Both management and workers have a role to preventing back injuries on the job.

It's management's responsibility to:
  • Provide a safe and healthy workplace.
  • Prevent known hazards.
  • Maintain adequate staffing levels.
  • Implement effective injury prevention programs.
  • Purchase and use lifting machines and devices.
  • Conduct effective training and education programs.
  • Provide proper medical care and treatment for injured workers.
  • Make sure workplace injury prevention programs are working.
It's your responsibility to:
  • Work with your health and safety committee to prevent unsafe conditions.
  • Listen to your body and report the first signs of back pain.
  • Take the best care possible of your back and your health.


"Back" talk: Why and how you can hurt your back at work

1. Jobs should be designed to fit the worker, not the worker to fit the job. This is called ergonomics.

2. Your body has natural limits. Some job tasks can lead to injuries when you go beyond these limits. Many strain and sprain injuries of the back are caused by repeated smaller injuries over a period of time. Most back pain is caused by injuries to the muscles, ligaments, and discs.

3. Your body tells the truth. It is important to pay attention to the very first signs of back pain before a small problem turns into a crippling injury. Report all back pain.

4. Lifting is not the only activity that leads to sprains and strains. Carrying, bending, twisting, pushing, pulling, and repetitive movements can also lead to strain and sprain injuries.

5. Using good lifting techniques is not enough to prevent injuries. It is difficult to use proper lifting techniques when transferring residents. Hazardous body movements need to be prevented.

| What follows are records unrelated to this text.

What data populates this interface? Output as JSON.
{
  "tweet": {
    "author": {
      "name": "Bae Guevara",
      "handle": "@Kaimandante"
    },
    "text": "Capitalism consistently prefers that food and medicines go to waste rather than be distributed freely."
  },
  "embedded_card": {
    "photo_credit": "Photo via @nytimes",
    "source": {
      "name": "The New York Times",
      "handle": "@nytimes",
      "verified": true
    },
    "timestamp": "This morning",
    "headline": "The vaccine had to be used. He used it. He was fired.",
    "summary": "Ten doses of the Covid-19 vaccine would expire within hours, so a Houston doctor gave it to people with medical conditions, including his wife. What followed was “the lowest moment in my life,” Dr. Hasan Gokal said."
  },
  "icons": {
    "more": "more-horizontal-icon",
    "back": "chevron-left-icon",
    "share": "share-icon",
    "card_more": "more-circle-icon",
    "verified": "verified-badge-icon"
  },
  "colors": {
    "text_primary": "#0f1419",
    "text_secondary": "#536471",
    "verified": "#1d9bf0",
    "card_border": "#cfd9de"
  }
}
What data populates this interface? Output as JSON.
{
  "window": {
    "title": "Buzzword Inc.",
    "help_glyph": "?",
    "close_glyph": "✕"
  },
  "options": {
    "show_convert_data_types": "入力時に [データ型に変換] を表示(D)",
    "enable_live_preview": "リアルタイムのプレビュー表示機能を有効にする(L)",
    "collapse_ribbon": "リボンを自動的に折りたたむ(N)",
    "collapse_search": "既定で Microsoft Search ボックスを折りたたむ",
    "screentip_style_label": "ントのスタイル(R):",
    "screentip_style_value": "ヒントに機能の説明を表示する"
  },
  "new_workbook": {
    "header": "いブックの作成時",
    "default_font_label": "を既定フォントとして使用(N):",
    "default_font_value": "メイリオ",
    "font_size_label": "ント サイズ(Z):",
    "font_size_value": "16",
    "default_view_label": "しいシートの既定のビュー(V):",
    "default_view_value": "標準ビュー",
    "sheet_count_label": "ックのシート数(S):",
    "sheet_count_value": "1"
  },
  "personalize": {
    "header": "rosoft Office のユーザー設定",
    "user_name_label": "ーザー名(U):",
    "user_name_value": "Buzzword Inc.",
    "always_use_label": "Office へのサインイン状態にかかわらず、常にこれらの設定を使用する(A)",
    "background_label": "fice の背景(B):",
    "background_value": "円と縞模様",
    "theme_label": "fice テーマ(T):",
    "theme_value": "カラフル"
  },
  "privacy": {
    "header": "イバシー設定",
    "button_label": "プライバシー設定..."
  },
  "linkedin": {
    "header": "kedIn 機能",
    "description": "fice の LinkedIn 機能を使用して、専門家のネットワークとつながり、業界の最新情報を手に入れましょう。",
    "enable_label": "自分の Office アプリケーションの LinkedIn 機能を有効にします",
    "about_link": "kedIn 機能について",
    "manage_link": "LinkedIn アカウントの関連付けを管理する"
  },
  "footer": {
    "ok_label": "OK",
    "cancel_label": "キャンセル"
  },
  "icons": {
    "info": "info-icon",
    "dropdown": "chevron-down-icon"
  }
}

6. Keeping your back stretched and healthy is a good thing to do. Stretching can prevent some injuries and reduce the time your body needs to heal after an injury. Exercises only help prevent injuries when they are part of a comprehensive back injury prevention program.

7. Resident care suffers when workers are hurting. Taxpayers, employers and family members must absorb the unnecessary expense. Everyone feels the strain.